I remember, a friend of mine in college almost overdosed. At the time, I didn’t know that she was trying to block out pain. Instead, I thought that she was trying to commit suicide, and I didn’t understanding why. When I heard that she overdosed, it touched a strong fear and a strong anger. I confronted her and asked, “How could you do that?! What were you thinking?” Later, I learned that she wasn’t trying to harm or hurt herself. She was just trying to block out her pain with the pills and that was the only way she knew how. In that situation, both she and I touched desperation and fear. Mine turned to anger, and hers turned to trying to escape.
There’s a relationship between fear and anger sometimes. How many of us are parents? Do you ever get angry at your children because they did something that scared the heeby jeebies out of you? That fear can quickly turn into anger. This is a reaction that we need to look carefully at in order to get at the roots. Fear is one side, one kind of sensitivity. Fear is a feeling of being afraid, when something in us that was secure is no longer secure.

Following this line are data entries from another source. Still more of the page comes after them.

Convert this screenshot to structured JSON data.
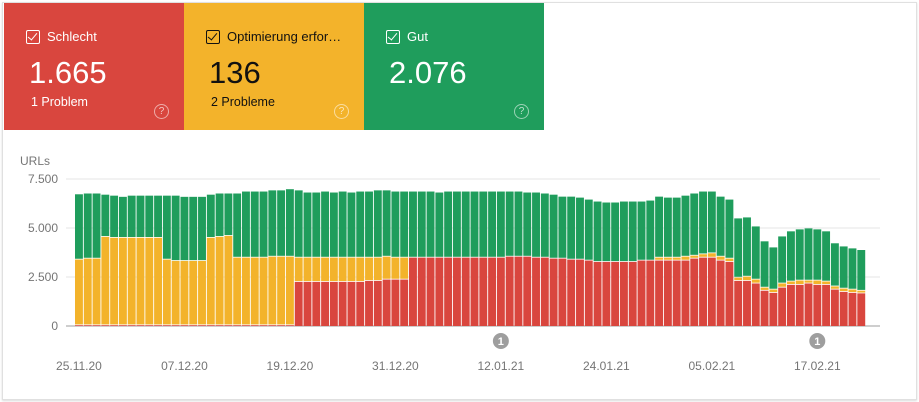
{
  "cards": [
    {
      "label": "Schlecht",
      "value": "1.665",
      "sub": "1 Problem",
      "checked": true,
      "color": "#d9463e",
      "text_color": "#ffffff",
      "help_icon": "help-circle-icon"
    },
    {
      "label": "Optimierung erfor…",
      "value": "136",
      "sub": "2 Probleme",
      "checked": true,
      "color": "#f3b32b",
      "text_color": "#111111",
      "help_icon": "help-circle-icon"
    },
    {
      "label": "Gut",
      "value": "2.076",
      "sub": "",
      "checked": true,
      "color": "#1f9d5c",
      "text_color": "#ffffff",
      "help_icon": "help-circle-icon"
    }
  ],
  "chart_data": {
    "type": "bar",
    "stacked": true,
    "ylabel": "URLs",
    "ylim": [
      0,
      7500
    ],
    "yticks": [
      {
        "v": 0,
        "label": "0"
      },
      {
        "v": 2500,
        "label": "2.500"
      },
      {
        "v": 5000,
        "label": "5.000"
      },
      {
        "v": 7500,
        "label": "7.500"
      }
    ],
    "xtick_labels": [
      "25.11.20",
      "07.12.20",
      "19.12.20",
      "31.12.20",
      "12.01.21",
      "24.01.21",
      "05.02.21",
      "17.02.21"
    ],
    "grid": true,
    "categories": [
      "25.11.20",
      "26.11.20",
      "27.11.20",
      "28.11.20",
      "29.11.20",
      "30.11.20",
      "01.12.20",
      "02.12.20",
      "03.12.20",
      "04.12.20",
      "05.12.20",
      "06.12.20",
      "07.12.20",
      "08.12.20",
      "09.12.20",
      "10.12.20",
      "11.12.20",
      "12.12.20",
      "13.12.20",
      "14.12.20",
      "15.12.20",
      "16.12.20",
      "17.12.20",
      "18.12.20",
      "19.12.20",
      "20.12.20",
      "21.12.20",
      "22.12.20",
      "23.12.20",
      "24.12.20",
      "25.12.20",
      "26.12.20",
      "27.12.20",
      "28.12.20",
      "29.12.20",
      "30.12.20",
      "31.12.20",
      "01.01.21",
      "02.01.21",
      "03.01.21",
      "04.01.21",
      "05.01.21",
      "06.01.21",
      "07.01.21",
      "08.01.21",
      "09.01.21",
      "10.01.21",
      "11.01.21",
      "12.01.21",
      "13.01.21",
      "14.01.21",
      "15.01.21",
      "16.01.21",
      "17.01.21",
      "18.01.21",
      "19.01.21",
      "20.01.21",
      "21.01.21",
      "22.01.21",
      "23.01.21",
      "24.01.21",
      "25.01.21",
      "26.01.21",
      "27.01.21",
      "28.01.21",
      "29.01.21",
      "30.01.21",
      "31.01.21",
      "01.02.21",
      "02.02.21",
      "03.02.21",
      "04.02.21",
      "05.02.21",
      "06.02.21",
      "07.02.21",
      "08.02.21",
      "09.02.21",
      "10.02.21",
      "11.02.21",
      "12.02.21",
      "13.02.21",
      "14.02.21",
      "15.02.21",
      "16.02.21",
      "17.02.21",
      "18.02.21",
      "19.02.21",
      "20.02.21",
      "21.02.21",
      "22.02.21"
    ],
    "series": [
      {
        "name": "Schlecht",
        "color": "#d9463e",
        "values": [
          40,
          40,
          40,
          40,
          40,
          40,
          40,
          40,
          40,
          40,
          40,
          40,
          40,
          40,
          40,
          40,
          40,
          40,
          40,
          40,
          40,
          40,
          40,
          40,
          40,
          2250,
          2250,
          2250,
          2250,
          2250,
          2250,
          2250,
          2250,
          2300,
          2300,
          2370,
          2370,
          2370,
          3490,
          3490,
          3490,
          3490,
          3490,
          3490,
          3490,
          3490,
          3490,
          3490,
          3490,
          3540,
          3540,
          3540,
          3490,
          3490,
          3440,
          3440,
          3390,
          3390,
          3340,
          3270,
          3270,
          3270,
          3270,
          3270,
          3340,
          3340,
          3340,
          3340,
          3340,
          3340,
          3440,
          3490,
          3490,
          3340,
          3270,
          2300,
          2300,
          2170,
          1800,
          1690,
          1960,
          2100,
          2100,
          2170,
          2100,
          2100,
          1860,
          1740,
          1690,
          1665
        ]
      },
      {
        "name": "Optimierung erforderlich",
        "color": "#f3b32b",
        "values": [
          3350,
          3400,
          3400,
          4510,
          4460,
          4460,
          4460,
          4460,
          4460,
          4460,
          3350,
          3280,
          3280,
          3280,
          3280,
          4460,
          4510,
          4560,
          3450,
          3450,
          3450,
          3450,
          3500,
          3500,
          3500,
          1240,
          1240,
          1240,
          1240,
          1240,
          1240,
          1240,
          1240,
          1190,
          1190,
          1170,
          1120,
          1120,
          0,
          0,
          0,
          0,
          0,
          0,
          0,
          0,
          0,
          0,
          0,
          0,
          0,
          0,
          0,
          0,
          0,
          0,
          0,
          0,
          0,
          0,
          0,
          0,
          0,
          0,
          0,
          0,
          150,
          150,
          150,
          200,
          150,
          170,
          220,
          200,
          170,
          170,
          220,
          200,
          160,
          170,
          210,
          170,
          220,
          150,
          220,
          170,
          160,
          170,
          170,
          136
        ]
      },
      {
        "name": "Gut",
        "color": "#1f9d5c",
        "values": [
          3330,
          3320,
          3320,
          2150,
          2150,
          2090,
          2150,
          2150,
          2150,
          2150,
          3260,
          3330,
          3270,
          3270,
          3270,
          2200,
          2210,
          2160,
          3270,
          3370,
          3370,
          3370,
          3380,
          3380,
          3440,
          3430,
          3320,
          3320,
          3370,
          3320,
          3370,
          3320,
          3370,
          3370,
          3430,
          3380,
          3370,
          3370,
          3370,
          3370,
          3370,
          3320,
          3370,
          3370,
          3370,
          3370,
          3370,
          3370,
          3370,
          3320,
          3320,
          3270,
          3320,
          3270,
          3260,
          3160,
          3210,
          3160,
          3110,
          3080,
          3030,
          3030,
          3080,
          3080,
          3010,
          3060,
          3110,
          3060,
          3060,
          3110,
          3170,
          3200,
          3150,
          3060,
          3010,
          3020,
          3020,
          2710,
          2360,
          2150,
          2400,
          2560,
          2610,
          2660,
          2610,
          2560,
          2200,
          2150,
          2100,
          2076
        ]
      }
    ],
    "annotations": [
      {
        "date": "12.01.21",
        "label": "1"
      },
      {
        "date": "17.02.21",
        "label": "1"
      }
    ],
    "annotation_color": "#9e9e9e"
  }
}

Underneath the harshness, the prickliness of anger, is also our sense of self. Our manas, which are what we define as who we are and what belongs to us: I, me, mine. When our sense of self is threatened, that can give rise to anger. “How dare you cut in front of me while I’m driving?! This lane belongs to me!” Road rage is a strange phenomenon, but when you look at it in the light of a sense of self, it becomes a little bit more understandable. “How dare you take that from me?! That belongs to me! How dare you challenge my worldview?! My view.” So it all has something to do with our sense of self, our pride, or what we feel entitled to. Nevermind whether we actually are entitled to it or not.
Anger can be seen as a habit energy manifesting in reaction to something. Our habit energy can come in many ways. A physical habit energy of anger could be, for example, when we stub our toe. Right away, we yell at the table. That kind of anger doesn’t make sense, but it is a habit. An emotional habit energy of anger could be fear from a place of insecurity. For example, that feeling you get when your child comes home late at 4 in the morning and you don’t know where they’ve been. That sense of fear for your child immediately turns into anger: “How could you make me feel that way?!” The mental habit energy of anger comes from a sense of self. Our sense of entitlement. I have a way of thinking about myself as an elder sister, a younger sister, as a woman, or an equal. If this is challenged by someone’s actions or words, this can touch some anger. It is a blockage. It is a challenge. Something we perceive that will injure this ego of ours. “You think you’re cool? You’re not that cool.”